As enterprises try to manage their storage resources with
proportionally fewer administrators, the worldwide storage management software
market is forecast to grow from $5.3 billion in 2000 to $16.7 billion in 2005,
according to Gartner. Storage hardware vendors look to storage software vendors
to gain competitive advantage and are increasing their software portfolios. IBM’s
acquisition of Tivoli Software a few years ago has put the former at an
advantageous position. IBM/Tivoli’s storage management products are Tivoli
Storage Manager (TSM), Tivoli Storage Network Manager (TSNM), and SANergy. TSM
already has a large footprint in the market with over one million computers
worldwide using the product. TSM provides a business view of storage management
and allows policy-based storage, which means that storage is decided and done
keeping the business criticality in mind. This philosophy is therefore different
from the usual back-up and restore routine. A SAN is just another complex
network resource and needs to be managed. TSNM is the network manager of SAN. It
simplifies configuration management tasks with automatic discovery and topology
mapping. SANergy is a performance tool that shares storage and data resources,
speeds up transaction processing, and scales up to meet demand.

Total storage

Earlier this year, IBM announced solutions aimed at
accelerating the acceptance of SAN. Part of the enhanced TotalStorage offerings
are the pre-configured MSS/LTO solution for mid-markets and programs worldwide
for business partners. The mid-market solution for resellers feature IBM Modular
Storage Server (MSS), Ultrium LTO tape automation, IBM StorWatch resource
management software, copy middlewares, SAN Data Gateway , and SAN Switches- all
pre-tested and rack-mounted and delivered as a single piece.

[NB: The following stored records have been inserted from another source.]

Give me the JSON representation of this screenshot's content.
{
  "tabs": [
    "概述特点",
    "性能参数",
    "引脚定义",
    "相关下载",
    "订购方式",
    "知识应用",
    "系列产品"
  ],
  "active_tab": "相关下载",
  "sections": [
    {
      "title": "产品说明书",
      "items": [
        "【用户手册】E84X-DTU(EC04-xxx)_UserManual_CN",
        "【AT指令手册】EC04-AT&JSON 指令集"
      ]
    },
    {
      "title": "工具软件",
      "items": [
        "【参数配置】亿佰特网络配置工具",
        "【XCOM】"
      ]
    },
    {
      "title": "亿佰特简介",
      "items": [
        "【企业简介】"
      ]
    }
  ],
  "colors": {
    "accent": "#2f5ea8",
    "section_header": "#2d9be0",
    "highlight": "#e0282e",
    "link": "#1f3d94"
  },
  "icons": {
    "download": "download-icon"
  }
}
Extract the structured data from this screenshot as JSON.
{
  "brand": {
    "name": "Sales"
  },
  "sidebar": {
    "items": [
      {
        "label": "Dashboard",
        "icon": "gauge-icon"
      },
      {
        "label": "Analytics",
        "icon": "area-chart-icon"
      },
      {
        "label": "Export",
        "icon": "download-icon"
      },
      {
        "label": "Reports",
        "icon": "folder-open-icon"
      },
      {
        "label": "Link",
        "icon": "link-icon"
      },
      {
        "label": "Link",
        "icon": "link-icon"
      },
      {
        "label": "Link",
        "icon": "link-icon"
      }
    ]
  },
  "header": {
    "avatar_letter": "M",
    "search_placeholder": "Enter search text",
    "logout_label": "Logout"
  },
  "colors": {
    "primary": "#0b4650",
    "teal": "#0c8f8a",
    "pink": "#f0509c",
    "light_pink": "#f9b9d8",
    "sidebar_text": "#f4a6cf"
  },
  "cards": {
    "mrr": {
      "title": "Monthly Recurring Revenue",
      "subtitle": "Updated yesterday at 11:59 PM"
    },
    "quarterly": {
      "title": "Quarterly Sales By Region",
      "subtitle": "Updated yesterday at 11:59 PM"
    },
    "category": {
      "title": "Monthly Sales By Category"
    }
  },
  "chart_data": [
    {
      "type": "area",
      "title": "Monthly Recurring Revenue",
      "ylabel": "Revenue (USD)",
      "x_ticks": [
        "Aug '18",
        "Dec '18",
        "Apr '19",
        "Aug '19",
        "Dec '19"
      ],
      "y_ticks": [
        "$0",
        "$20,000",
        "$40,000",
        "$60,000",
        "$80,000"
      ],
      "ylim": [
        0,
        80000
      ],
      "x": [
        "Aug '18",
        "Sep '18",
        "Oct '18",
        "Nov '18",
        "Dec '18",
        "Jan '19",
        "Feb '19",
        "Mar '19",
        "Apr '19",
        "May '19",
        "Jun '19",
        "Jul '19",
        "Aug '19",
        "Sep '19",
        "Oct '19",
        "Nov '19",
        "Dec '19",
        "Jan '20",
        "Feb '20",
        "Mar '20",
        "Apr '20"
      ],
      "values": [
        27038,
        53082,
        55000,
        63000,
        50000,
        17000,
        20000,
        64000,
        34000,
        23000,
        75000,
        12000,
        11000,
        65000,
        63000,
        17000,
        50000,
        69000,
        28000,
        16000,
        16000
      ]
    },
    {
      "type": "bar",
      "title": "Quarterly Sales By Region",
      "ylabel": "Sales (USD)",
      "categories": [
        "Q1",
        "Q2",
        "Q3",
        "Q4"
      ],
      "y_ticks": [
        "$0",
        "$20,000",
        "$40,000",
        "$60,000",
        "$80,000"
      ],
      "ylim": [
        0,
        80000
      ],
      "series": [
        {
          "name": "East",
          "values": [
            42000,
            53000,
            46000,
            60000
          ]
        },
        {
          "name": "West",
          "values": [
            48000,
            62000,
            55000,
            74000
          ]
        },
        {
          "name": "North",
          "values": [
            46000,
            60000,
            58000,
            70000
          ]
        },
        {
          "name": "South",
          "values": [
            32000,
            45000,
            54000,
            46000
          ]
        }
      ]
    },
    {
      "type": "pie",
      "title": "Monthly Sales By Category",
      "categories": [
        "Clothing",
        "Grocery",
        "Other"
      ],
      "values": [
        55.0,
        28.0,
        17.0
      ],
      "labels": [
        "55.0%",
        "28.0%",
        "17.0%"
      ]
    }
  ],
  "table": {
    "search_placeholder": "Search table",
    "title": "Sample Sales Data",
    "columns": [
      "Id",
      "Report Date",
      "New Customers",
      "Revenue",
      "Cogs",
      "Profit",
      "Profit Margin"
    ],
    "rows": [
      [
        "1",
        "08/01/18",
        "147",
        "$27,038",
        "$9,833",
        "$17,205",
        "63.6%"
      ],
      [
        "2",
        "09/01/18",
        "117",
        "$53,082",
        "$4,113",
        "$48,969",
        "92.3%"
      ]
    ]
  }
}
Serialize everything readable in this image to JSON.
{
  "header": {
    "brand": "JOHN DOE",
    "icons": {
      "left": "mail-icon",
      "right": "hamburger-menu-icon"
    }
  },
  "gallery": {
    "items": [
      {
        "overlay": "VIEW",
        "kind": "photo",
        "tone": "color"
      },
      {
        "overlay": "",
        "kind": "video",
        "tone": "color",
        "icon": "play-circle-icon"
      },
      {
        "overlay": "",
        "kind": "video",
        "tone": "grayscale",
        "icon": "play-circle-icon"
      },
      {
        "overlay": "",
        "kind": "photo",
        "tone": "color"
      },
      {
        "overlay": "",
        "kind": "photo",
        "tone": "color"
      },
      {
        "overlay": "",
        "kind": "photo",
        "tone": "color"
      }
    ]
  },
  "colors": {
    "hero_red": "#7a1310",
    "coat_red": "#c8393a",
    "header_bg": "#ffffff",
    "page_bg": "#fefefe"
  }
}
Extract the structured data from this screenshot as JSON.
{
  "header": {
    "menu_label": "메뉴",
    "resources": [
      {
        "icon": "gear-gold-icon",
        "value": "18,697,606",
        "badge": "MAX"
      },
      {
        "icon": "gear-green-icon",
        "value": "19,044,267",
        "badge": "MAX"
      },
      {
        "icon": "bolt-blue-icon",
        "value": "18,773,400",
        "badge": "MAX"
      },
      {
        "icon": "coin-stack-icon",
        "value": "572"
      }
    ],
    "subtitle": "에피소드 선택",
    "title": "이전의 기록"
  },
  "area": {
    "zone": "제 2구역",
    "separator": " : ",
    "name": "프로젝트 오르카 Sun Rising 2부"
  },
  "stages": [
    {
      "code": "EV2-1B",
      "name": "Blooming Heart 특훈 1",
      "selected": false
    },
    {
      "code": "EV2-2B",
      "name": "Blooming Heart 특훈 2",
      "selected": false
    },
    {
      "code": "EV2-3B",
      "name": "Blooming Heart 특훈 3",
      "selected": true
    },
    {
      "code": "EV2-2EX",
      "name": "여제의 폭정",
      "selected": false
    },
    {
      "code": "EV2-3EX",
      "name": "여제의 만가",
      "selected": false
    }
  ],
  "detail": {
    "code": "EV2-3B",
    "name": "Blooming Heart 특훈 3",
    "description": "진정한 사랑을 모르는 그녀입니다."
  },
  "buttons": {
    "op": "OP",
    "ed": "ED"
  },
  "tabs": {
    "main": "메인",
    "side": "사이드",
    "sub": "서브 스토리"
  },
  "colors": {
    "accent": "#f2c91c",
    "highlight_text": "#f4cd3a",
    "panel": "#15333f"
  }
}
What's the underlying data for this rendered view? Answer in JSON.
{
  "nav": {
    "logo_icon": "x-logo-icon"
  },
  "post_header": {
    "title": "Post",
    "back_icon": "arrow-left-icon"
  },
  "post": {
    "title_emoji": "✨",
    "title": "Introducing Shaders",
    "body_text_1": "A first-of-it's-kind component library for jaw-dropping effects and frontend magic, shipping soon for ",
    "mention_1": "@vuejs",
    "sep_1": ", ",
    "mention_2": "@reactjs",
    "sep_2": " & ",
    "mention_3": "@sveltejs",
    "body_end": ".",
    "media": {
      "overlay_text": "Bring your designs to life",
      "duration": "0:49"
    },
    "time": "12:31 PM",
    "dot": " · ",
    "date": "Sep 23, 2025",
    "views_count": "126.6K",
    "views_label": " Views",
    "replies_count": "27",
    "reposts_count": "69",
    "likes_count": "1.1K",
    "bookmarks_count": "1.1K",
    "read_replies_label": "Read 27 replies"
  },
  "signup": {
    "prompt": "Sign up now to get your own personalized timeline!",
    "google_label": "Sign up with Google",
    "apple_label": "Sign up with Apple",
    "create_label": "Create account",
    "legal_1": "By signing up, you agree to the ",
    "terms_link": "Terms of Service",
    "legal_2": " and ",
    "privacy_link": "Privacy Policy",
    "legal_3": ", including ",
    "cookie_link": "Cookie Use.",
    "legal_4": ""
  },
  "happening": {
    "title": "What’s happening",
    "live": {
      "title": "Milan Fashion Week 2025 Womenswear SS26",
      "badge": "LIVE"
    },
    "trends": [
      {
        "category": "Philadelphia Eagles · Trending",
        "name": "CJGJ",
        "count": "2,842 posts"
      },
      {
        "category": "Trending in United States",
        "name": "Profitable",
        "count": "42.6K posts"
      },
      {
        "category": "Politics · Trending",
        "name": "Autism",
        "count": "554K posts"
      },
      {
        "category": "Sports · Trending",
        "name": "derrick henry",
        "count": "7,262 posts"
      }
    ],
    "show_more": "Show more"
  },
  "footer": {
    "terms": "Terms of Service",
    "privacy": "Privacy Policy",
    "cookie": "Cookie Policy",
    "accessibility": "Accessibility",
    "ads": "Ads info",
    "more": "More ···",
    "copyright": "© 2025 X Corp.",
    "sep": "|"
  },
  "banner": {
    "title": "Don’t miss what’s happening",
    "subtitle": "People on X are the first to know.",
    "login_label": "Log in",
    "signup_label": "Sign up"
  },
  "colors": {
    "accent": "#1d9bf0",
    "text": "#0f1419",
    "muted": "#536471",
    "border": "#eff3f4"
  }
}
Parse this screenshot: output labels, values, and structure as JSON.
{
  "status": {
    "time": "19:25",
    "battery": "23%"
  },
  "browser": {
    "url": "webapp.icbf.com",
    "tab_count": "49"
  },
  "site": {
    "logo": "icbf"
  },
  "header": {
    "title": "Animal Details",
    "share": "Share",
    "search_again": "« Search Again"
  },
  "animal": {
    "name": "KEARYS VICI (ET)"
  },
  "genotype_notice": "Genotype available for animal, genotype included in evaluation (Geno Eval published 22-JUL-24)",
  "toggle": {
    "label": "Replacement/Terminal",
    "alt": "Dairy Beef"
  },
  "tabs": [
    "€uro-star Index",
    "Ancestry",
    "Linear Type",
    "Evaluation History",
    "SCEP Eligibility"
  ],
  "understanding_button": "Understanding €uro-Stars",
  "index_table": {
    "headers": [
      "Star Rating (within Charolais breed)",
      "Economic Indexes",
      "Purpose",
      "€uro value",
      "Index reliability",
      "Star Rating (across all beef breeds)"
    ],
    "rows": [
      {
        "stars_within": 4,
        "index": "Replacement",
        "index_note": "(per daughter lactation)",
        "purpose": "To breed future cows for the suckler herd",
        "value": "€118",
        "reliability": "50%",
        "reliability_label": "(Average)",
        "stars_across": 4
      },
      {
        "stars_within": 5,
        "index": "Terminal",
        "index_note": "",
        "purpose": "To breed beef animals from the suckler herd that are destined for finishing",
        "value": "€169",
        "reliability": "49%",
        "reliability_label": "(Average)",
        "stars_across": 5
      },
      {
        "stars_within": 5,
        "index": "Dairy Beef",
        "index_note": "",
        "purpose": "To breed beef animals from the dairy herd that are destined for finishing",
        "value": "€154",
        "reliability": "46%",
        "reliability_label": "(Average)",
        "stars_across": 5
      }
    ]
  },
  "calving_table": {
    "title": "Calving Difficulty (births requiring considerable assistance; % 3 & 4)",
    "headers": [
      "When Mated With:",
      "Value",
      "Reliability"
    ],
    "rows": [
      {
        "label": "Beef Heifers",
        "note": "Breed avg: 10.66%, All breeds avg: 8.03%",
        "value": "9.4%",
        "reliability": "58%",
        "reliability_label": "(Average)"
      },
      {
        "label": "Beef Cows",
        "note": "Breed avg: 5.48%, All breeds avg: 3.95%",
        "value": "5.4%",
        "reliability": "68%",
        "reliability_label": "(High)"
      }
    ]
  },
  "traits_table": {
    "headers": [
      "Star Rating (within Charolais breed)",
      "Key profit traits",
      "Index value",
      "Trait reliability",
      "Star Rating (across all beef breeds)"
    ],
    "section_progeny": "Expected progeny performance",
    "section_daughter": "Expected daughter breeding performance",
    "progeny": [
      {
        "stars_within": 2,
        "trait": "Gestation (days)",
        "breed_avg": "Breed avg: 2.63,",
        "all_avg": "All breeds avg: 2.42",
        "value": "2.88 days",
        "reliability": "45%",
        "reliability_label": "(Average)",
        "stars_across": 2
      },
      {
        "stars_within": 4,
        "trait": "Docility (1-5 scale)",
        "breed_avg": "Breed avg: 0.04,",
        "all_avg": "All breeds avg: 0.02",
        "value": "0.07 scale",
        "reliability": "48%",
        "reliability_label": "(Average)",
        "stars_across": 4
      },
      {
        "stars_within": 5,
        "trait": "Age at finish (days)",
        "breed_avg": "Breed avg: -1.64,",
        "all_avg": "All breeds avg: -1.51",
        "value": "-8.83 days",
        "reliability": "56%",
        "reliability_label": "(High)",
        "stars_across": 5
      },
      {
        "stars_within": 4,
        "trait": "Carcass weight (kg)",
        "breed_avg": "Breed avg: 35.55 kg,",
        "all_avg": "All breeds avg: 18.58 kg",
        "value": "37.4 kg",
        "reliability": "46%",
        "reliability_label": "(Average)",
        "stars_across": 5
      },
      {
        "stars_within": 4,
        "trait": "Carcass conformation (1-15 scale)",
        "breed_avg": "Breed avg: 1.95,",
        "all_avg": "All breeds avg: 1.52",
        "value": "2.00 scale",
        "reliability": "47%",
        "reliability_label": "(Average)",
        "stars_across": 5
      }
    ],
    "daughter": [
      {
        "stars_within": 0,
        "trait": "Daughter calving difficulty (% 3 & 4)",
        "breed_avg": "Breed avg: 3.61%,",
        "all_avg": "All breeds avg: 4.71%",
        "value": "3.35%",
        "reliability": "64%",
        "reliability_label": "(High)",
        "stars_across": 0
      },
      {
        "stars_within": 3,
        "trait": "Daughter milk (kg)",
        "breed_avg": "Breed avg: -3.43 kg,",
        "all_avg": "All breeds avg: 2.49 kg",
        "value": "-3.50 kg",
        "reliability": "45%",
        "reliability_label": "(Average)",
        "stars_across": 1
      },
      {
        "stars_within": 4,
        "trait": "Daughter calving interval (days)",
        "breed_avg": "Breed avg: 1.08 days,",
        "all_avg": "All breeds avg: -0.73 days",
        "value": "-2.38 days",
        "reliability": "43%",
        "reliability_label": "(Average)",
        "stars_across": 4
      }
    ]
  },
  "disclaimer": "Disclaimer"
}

IBM has announced a 50:50 resources program at its IBM
TotalStorage Solution Centers where IBM will partner with resellers to bring
more technical assistance at the centers to help drive the acceptance of SANs
into the marketplace. The storage market is expected to be about $45 billion in
2003, according to Low Yik Choon, GM, storage, IBM Asean and Asia.

According to Choon, "Forrester Research has reveqaled
that 75% of new hardware spending would be on storage and 80% of the storage
spending would be on NAS and SAN". That is, storage is really getting
center-stage and is going to be a hotly contested market for the next couple of
years. And IBM is revving up its engines to claim a sizeable share.